Desde una perspectiva marxista, la gentrificación no es un fenómeno cultural ni estético. Es una estrategia de valorización del suelo urbano por parte del capital, que expulsa a las clases populares para reemplazarlas por sectores capaces de pagar alquileres y servicios más caros, aumentando así la renta del suelo.
Por Equipo El despertar
En Nueva York y Ciudad de México, dos centros urbanos atravesados por décadas de expulsión sistemática de población pobre, el Estado comienza a desplegar medidas para intervenir, tímidamente, en la dinámica de la gentrificación. Esto incluye restricciones al alquiler de corto plazo (Airbnb), normativas anti-desalojo y límites a la compra masiva de viviendas por fondos privados. Según algunos analistas, se trataría del “regreso del Estado interventor”.
Pero esta narrativa es engañosa: el Estado nunca dejó de intervenir en el mercado inmobiliario. Solo que su intervención ha estado históricamente al servicio del capital, legalizando remates, subsidiando hipotecas privadas, reprimiendo tomas y entregando suelo urbano al mejor postor.
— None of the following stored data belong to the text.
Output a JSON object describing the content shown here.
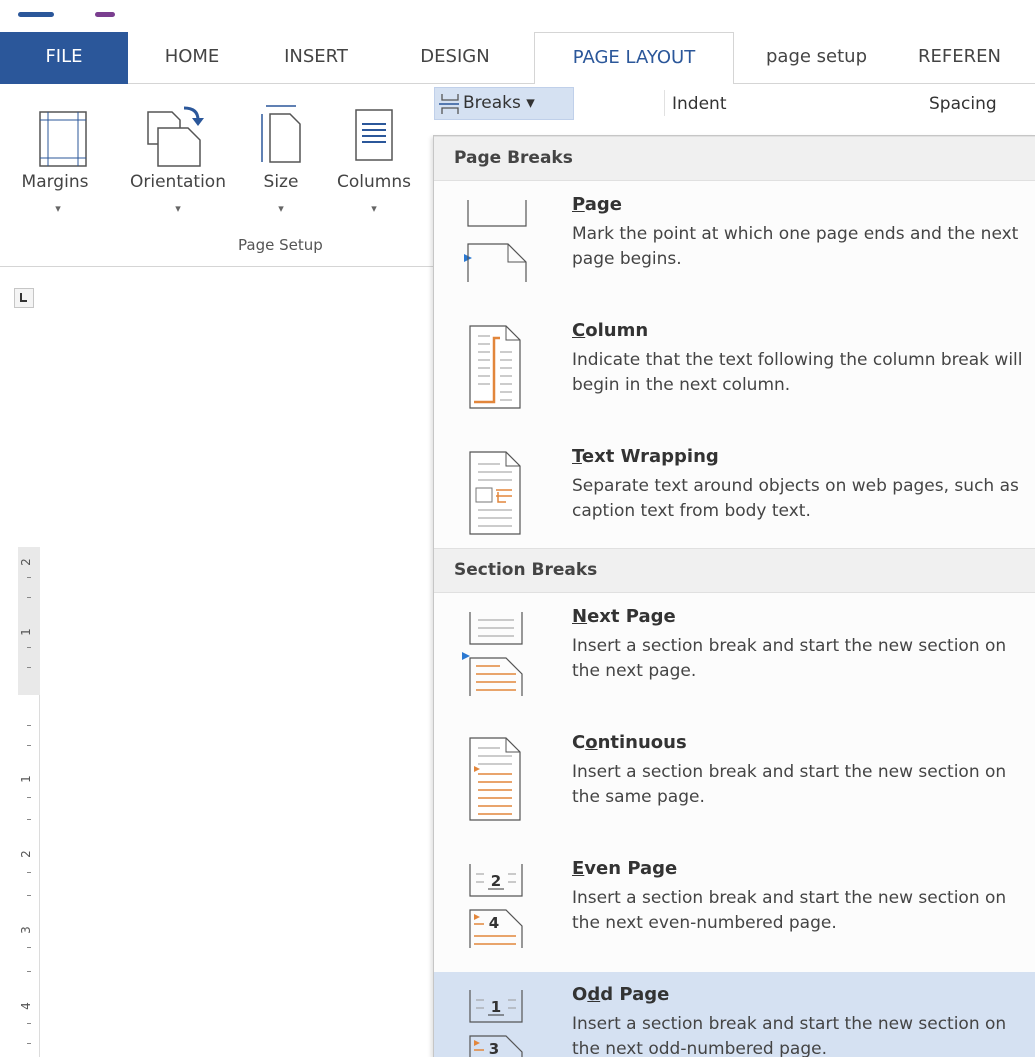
{
  "colors": {
    "accent": "#2b579a",
    "highlight": "#d5e1f2",
    "icon_orange": "#e2863b",
    "marker_blue": "#2b79d2"
  },
  "tabs": [
    {
      "label": "FILE"
    },
    {
      "label": "HOME"
    },
    {
      "label": "INSERT"
    },
    {
      "label": "DESIGN"
    },
    {
      "label": "PAGE LAYOUT"
    },
    {
      "label": "page setup"
    },
    {
      "label": "REFEREN"
    }
  ],
  "ribbon": {
    "margins_label": "Margins",
    "orientation_label": "Orientation",
    "size_label": "Size",
    "columns_label": "Columns",
    "breaks_label": "Breaks",
    "indent_label": "Indent",
    "spacing_label": "Spacing",
    "group_label": "Page Setup"
  },
  "ruler": {
    "numbers": [
      "2",
      "1",
      "1",
      "2",
      "3",
      "4"
    ]
  },
  "menu": {
    "page_breaks_header": "Page Breaks",
    "section_breaks_header": "Section Breaks",
    "page": {
      "key": "P",
      "title_rest": "age",
      "desc": "Mark the point at which one page ends and the next page begins."
    },
    "column": {
      "key": "C",
      "title_rest": "olumn",
      "desc": "Indicate that the text following the column break will begin in the next column."
    },
    "text_wrapping": {
      "key": "T",
      "title_rest": "ext Wrapping",
      "desc": "Separate text around objects on web pages, such as caption text from body text."
    },
    "next_page": {
      "key": "N",
      "title_rest": "ext Page",
      "desc": "Insert a section break and start the new section on the next page."
    },
    "continuous": {
      "title_pre": "C",
      "key": "o",
      "title_rest": "ntinuous",
      "desc": "Insert a section break and start the new section on the same page."
    },
    "even_page": {
      "key": "E",
      "title_rest": "ven Page",
      "desc": "Insert a section break and start the new section on the next even-numbered page.",
      "icon_top_number": "2",
      "icon_bottom_number": "4"
    },
    "odd_page": {
      "title_pre": "O",
      "key": "d",
      "title_rest": "d Page",
      "desc": "Insert a section break and start the new section on the next odd-numbered page.",
      "icon_top_number": "1",
      "icon_bottom_number": "3"
    }
  }
}
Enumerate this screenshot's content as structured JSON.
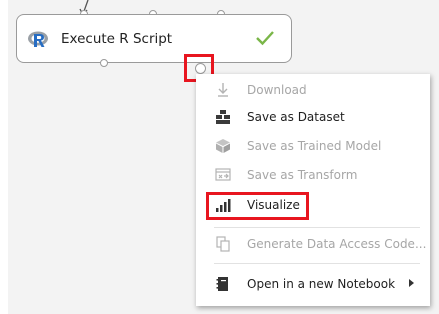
{
  "node": {
    "title": "Execute R Script",
    "status_icon": "check-icon",
    "status_color": "#7ab648",
    "logo_icon": "r-logo-icon",
    "logo_color": "#276dc3"
  },
  "context_menu": {
    "items": [
      {
        "label": "Download",
        "icon": "download-icon",
        "enabled": false
      },
      {
        "label": "Save as Dataset",
        "icon": "dataset-icon",
        "enabled": true
      },
      {
        "label": "Save as Trained Model",
        "icon": "trained-model-icon",
        "enabled": false
      },
      {
        "label": "Save as Transform",
        "icon": "transform-icon",
        "enabled": false
      },
      {
        "label": "Visualize",
        "icon": "bar-chart-icon",
        "enabled": true,
        "highlighted": true
      },
      {
        "label": "Generate Data Access Code...",
        "icon": "code-icon",
        "enabled": false
      },
      {
        "label": "Open in a new Notebook",
        "icon": "notebook-icon",
        "enabled": true,
        "has_submenu": true
      }
    ]
  },
  "colors": {
    "highlight": "#e8151f",
    "canvas": "#f3f3f3",
    "disabled_text": "#a6a6a6"
  }
}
Lo que ahora presenciamos no es una ruptura con esa lógica, sino una operación de control de daños, ante la evidencia de que el modelo de ciudad como mercancía ha devenido inviable, explosivo e insostenible políticamente.
Desde una perspectiva marxista, la gentrificación no es un fenómeno cultural ni estético. Es una estrategia de valorización del suelo urbano por parte del capital, que expulsa a las clases populares para reemplazarlas por sectores capaces de pagar alquileres y servicios más caros, aumentando así la renta del suelo.
En palabras de David Harvey: “La urbanización ha sido, históricamente, una forma de absorción del excedente de capital mediante la producción de espacio construido.”
La expansión de los Airbnbs, la conversión de barrios en corredores turísticos, la especulación con viviendas vacías y la compra masiva de propiedades por fondos buitre no son “excesos” del mercado, sino su funcionamiento lógico bajo el capitalismo.
Las recientes medidas tomadas por gobiernos locales en Nueva York o el de CDMX no buscan desmontar el poder del capital inmobiliario, sino evitar su colapso político. En Nueva York, se restringen parcialmente los Airbnbs, pero no se tocan los fondos privados que acumulan miles de propiedades vacías. En CDMX, se frena un megaproyecto inmobiliario en Benito Juárez, pero se mantiene intacto el modelo de ciudad orientada al turismo, la inversión extranjera y la expulsión del pobre.
Se trata, entonces, de una contención preventiva, no de una transformación estructural. El Estado aparece como mediador, cuando en realidad sigue siendo el garante de la propiedad privada sobre el suelo urbano.
La narrativa del “Estado que vuelve” es funcional a un progresismo urbano que simula enfrentar al mercado mientras lo sostiene. Los alquileres continúan disparándose, las poblaciones son desplazadas, las escuelas públicas cierran, y los barrios obreros se convierten en escenografía para consumo cultural de las élites.
Mientras tanto, los movimientos de vivienda, okupas, sindicatos de arrendatarios, redes populares, son criminalizados, desalojados o cooptados institucionalmente. Es decir: la gentrificación sigue su curso, con o sin Airbnb.
La única forma real de detener la gentrificación no es regulando el mercado, sino saliendo del mercado.
Es decir: desmercantilizando la vivienda, expropiando propiedades especulativas, estableciendo control popular sobre el suelo urbano, y construyendo una ciudad no para el capital, sino para quienes la habitan.
Lo demás es maquillaje reformista sobre una estructura profundamente injusta.